Choose a reason for hiding this comment

The reason will be displayed to describe this comment to others. Learn more.

Right now the health monitir and I don't want to fix this in this PR so I kept as it is

@npepinpe
Copy link
Member

Regarding never executed this should also no issue since we do not use #run in the stream processor anymore, which means everything will appended to the same queue and no skip the line is happening.

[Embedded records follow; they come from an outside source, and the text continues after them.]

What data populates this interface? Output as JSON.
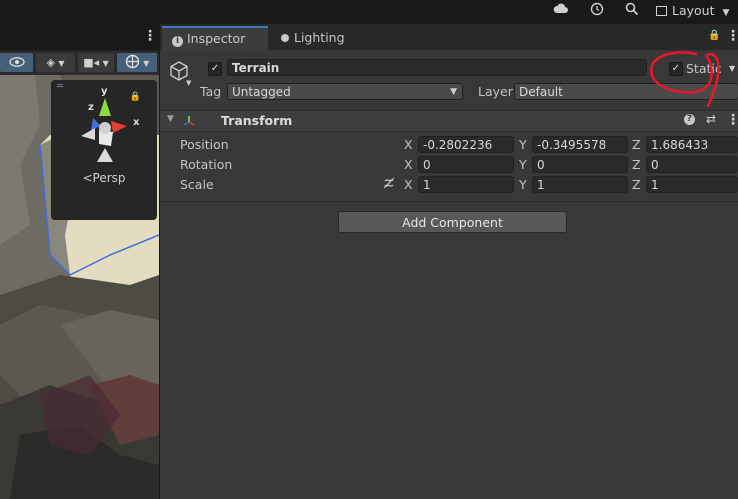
{
  "toolbar": {
    "cloud_icon": "cloud-icon",
    "history_icon": "history-icon",
    "search_icon": "search-icon",
    "layout_label": "Layout"
  },
  "scene": {
    "persp_label": "Persp",
    "gizmo_y": "y",
    "gizmo_z": "z",
    "gizmo_x": "x"
  },
  "inspector": {
    "tabs": [
      {
        "label": "Inspector",
        "icon": "info-icon",
        "active": true
      },
      {
        "label": "Lighting",
        "icon": "lightbulb-icon",
        "active": false
      }
    ],
    "object": {
      "active": true,
      "name": "Terrain",
      "static_label": "Static",
      "static_checked": true,
      "tag_label": "Tag",
      "tag_value": "Untagged",
      "layer_label": "Layer",
      "layer_value": "Default"
    },
    "transform": {
      "title": "Transform",
      "rows": [
        {
          "label": "Position",
          "x": "-0.2802236",
          "y": "-0.3495578",
          "z": "1.686433"
        },
        {
          "label": "Rotation",
          "x": "0",
          "y": "0",
          "z": "0"
        },
        {
          "label": "Scale",
          "x": "1",
          "y": "1",
          "z": "1"
        }
      ],
      "axis_x": "X",
      "axis_y": "Y",
      "axis_z": "Z"
    },
    "add_component_label": "Add Component"
  },
  "colors": {
    "accent_tab": "#3a79bb",
    "annotation_red": "#e8172a"
  }
}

Maybe I misunderstood, but even if runAtFixedRate is just a wrapper around runDelayed, there's still the possible case of:

  1. Process is inProcessing
  2. Schedule runnable X
  3. Processor update states (still inProcessing)
  4. Scheduled runnable X does nothing because inProcessing; gets rescheduled for the next delay
  5. Processor does more stuff, etc.
  6. Processor gets back to inProcessing
  7. Delay passes, so now the runnable X executes; does nothing because inProcessing, gets rescheduled for next delay

Couldn't this happen in a loop? My question was, do we consider this so unlikely (that it would loop like this)? Cause I would expect we're most of the time "in processing", right? We're only not in processing between executeSideEffects and processCommand (so only when reading the next record). Since scheduled jobs aren't sequenced with normal jobs (they get sequenced only when the timer expires), there's no guarantee of ordering? Am I missing something?

@npepinpe
Copy link
Member

P.S. regarding the transaction the requirement came up because the engine wants to schedule jobs (replacement for sideeffects) but they might be not committed yet.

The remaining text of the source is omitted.